The attorney will also include in those calculations how much you are estimated to have lost in bonuses, commissions, or other pay structure perks during the time period of your hospitalization and recovery. Unfortunately, it’s not as simple for a self-employed person, whether that be a freelancer, or small business owner.
If you’re self-employed, you can expect your attorney to utilize the services of a forensic accountant. The forensic account will be able to determine, from your company records, how much income is likely to have been lost during this time period. He or she will do this by putting together different pieces of information, such as:
- Past Income
- Lost Work
- Increased Expenses
Past income can be used to estimate lost wages during the period of time you were unable to work. To estimate lost wages in this way, tax returns, 1099’s, and bank records are used to show what you may have earned if you hadn’t been injured.
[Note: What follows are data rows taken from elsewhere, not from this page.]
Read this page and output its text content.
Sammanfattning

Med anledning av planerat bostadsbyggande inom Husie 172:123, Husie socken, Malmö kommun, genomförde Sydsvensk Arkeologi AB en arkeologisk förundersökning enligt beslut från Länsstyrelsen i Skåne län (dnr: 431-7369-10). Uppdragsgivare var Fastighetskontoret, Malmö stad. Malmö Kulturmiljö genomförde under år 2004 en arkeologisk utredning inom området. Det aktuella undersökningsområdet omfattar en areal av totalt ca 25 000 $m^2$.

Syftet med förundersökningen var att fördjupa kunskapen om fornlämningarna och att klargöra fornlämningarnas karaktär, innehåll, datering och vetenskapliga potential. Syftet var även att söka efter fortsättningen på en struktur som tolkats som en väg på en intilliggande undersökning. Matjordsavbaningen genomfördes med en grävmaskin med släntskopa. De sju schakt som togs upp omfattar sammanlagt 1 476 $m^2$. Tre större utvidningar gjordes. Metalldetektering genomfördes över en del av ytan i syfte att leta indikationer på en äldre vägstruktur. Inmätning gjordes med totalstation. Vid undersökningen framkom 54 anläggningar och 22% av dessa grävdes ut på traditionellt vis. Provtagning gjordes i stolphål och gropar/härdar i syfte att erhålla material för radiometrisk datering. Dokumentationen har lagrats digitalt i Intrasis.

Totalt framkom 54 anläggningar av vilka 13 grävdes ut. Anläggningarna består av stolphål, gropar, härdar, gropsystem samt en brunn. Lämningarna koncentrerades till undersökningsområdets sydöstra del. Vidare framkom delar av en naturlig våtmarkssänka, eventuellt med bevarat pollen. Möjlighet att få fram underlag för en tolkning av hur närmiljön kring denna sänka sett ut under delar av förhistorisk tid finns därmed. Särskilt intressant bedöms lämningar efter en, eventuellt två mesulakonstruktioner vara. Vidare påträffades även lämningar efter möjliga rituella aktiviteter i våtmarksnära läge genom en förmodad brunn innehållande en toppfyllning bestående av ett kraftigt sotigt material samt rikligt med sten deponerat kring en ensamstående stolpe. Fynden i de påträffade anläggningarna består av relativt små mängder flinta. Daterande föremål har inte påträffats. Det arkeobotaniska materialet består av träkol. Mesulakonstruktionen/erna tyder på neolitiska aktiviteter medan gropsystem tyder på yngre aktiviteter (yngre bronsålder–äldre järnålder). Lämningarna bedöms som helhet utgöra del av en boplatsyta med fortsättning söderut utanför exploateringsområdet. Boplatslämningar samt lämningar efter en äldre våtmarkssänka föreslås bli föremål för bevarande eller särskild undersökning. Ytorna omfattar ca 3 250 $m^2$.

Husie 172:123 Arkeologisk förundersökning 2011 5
For small business owners, accounting records or profit and loss statements can help to calculate what an average weekly or monthly income should be.
Showing past income, in the form of accounting records or profit and loss statements, can be particularly helpful in determining your true amount of lost wages if you are in an industry that has particularly busy periods. If your injury took you out of commission during a particularly busy period, a forensic accountant will be able to demonstrate how, during this particular period of time, you can reasonably be expected to have earned more than just the weekly or monthly average.
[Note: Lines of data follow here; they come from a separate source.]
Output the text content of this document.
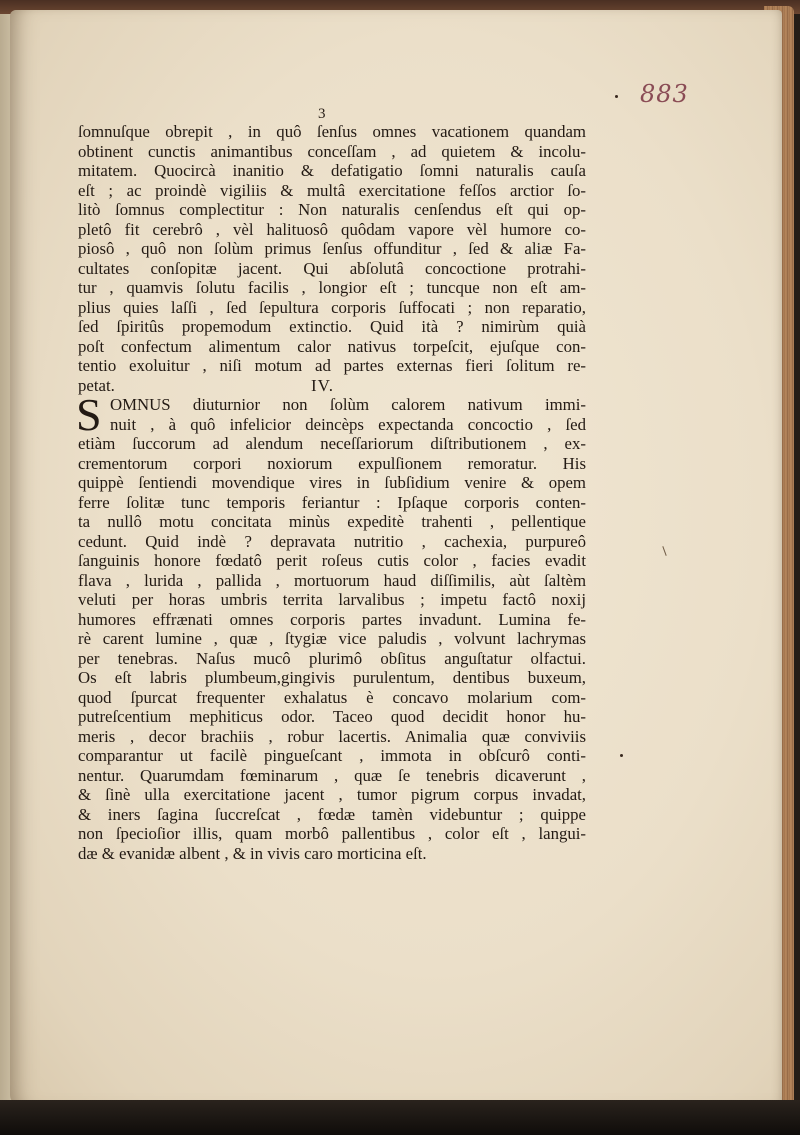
883
3
ſomnuſque obrepit , in quô ſenſus omnes vacationem quandam
obtinent cunctis animantibus conceſſam , ad quietem & incolu-
mitatem. Quocircà inanitio & defatigatio ſomni naturalis cauſa
eſt ; ac proindè vigiliis & multâ exercitatione feſſos arctior ſo-
litò ſomnus complectitur : Non naturalis cenſendus eſt qui op-
pletô fit cerebrô , vèl halituosô quôdam vapore vèl humore co-
piosô , quô non ſolùm primus ſenſus offunditur , ſed & aliæ Fa-
cultates conſopitæ jacent. Qui abſolutâ concoctione protrahi-
tur , quamvis ſolutu facilis , longior eſt ; tuncque non eſt am-
plius quies laſſi , ſed ſepultura corporis ſuffocati ; non reparatio,
ſed ſpiritûs propemodum extinctio. Quid ità ? nimirùm quià
poſt confectum alimentum calor nativus torpeſcit, ejuſque con-
tentio exoluitur , niſi motum ad partes externas fieri ſolitum re-
petat.	IV.
S OMNUS diuturnior non ſolùm calorem nativum immi-
nuit , à quô infelicior deincèps expectanda concoctio , ſed
etiàm ſuccorum ad alendum neceſſariorum diſtributionem , ex-
crementorum corpori noxiorum expulſionem remoratur. His
quippè ſentiendi movendique vires in ſubſidium venire & opem
ferre ſolitæ tunc temporis feriantur : Ipſaque corporis conten-
ta nullô motu concitata minùs expeditè trahenti , pellentique
cedunt. Quid indè ? depravata nutritio , cachexia, purpureô
ſanguinis honore fœdatô perit roſeus cutis color , facies evadit
flava , lurida , pallida , mortuorum haud diſſimilis, aùt ſaltèm
veluti per horas umbris territa larvalibus ; impetu factô noxij
humores effrænati omnes corporis partes invadunt. Lumina fe-
rè carent lumine , quæ , ſtygiæ vice paludis , volvunt lachrymas
per tenebras. Naſus mucô plurimô obſitus anguſtatur olfactui.
Os eſt labris plumbeum,gingivis purulentum, dentibus buxeum,
quod ſpurcat frequenter exhalatus è concavo molarium com-
putreſcentium mephiticus odor. Taceo quod decidit honor hu-
meris , decor brachiis , robur lacertis. Animalia quæ conviviis
comparantur ut facilè pingueſcant , immota in obſcurô conti-
nentur. Quarumdam fœminarum , quæ ſe tenebris dicaverunt ,
& ſinè ulla exercitatione jacent , tumor pigrum corpus invadat,
& iners ſagina ſuccreſcat , fœdæ tamèn videbuntur ; quippe
non ſpecioſior illis, quam morbô pallentibus , color eſt , langui-
dæ & evanidæ albent , & in vivis caro morticina eſt.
If you had landed a new client, or were unable to complete work as expected for an existing client during that period of time, you can show evidence of this as proof that you lost new or existing income streams due to your injuries. Your attorney may ask you for any documentation such as signed estimates, work orders, cancelled contracts, or emails from clients to use as evidence. Most of these documents will also have the agreed upon compensation listed, so your attorney will be able to more easily show how they correlate to lost income.
There is also potential loss of future income if you were unable to service a new client as agreed upon because of your injury. If that client has now found someone else to do the work you were originally contracted for, ask your attorney if you can reasonably expect to receive some compensation for future income with the client that you lost because of this negligent accident.
Did you have to hire outside help to complete work you were unable to do in order to keep your business afloat? If you had to hire out some of your work to a third party due to your injuries, any kind of documentation of those agreements can also be used as evidence of lost income. Invoices, or proof of payment of those expenses, can be used to document your losses. You will be able to submit them as further evidence of how these injuries have affected you financially, in addition to your medical bills.
If you’re self-employed, and have been injured in a negligent accident, these additional tools will help your attorney to ensure that you get a fair settlement that includes your lost income. Your lawyer will endeavor to make sure that you’re made whole financially, even if your injuries are serious enough that you won’t be made whole physically after the accident. Recovering lost wages and other financial losses is an important tool in achieving that goal.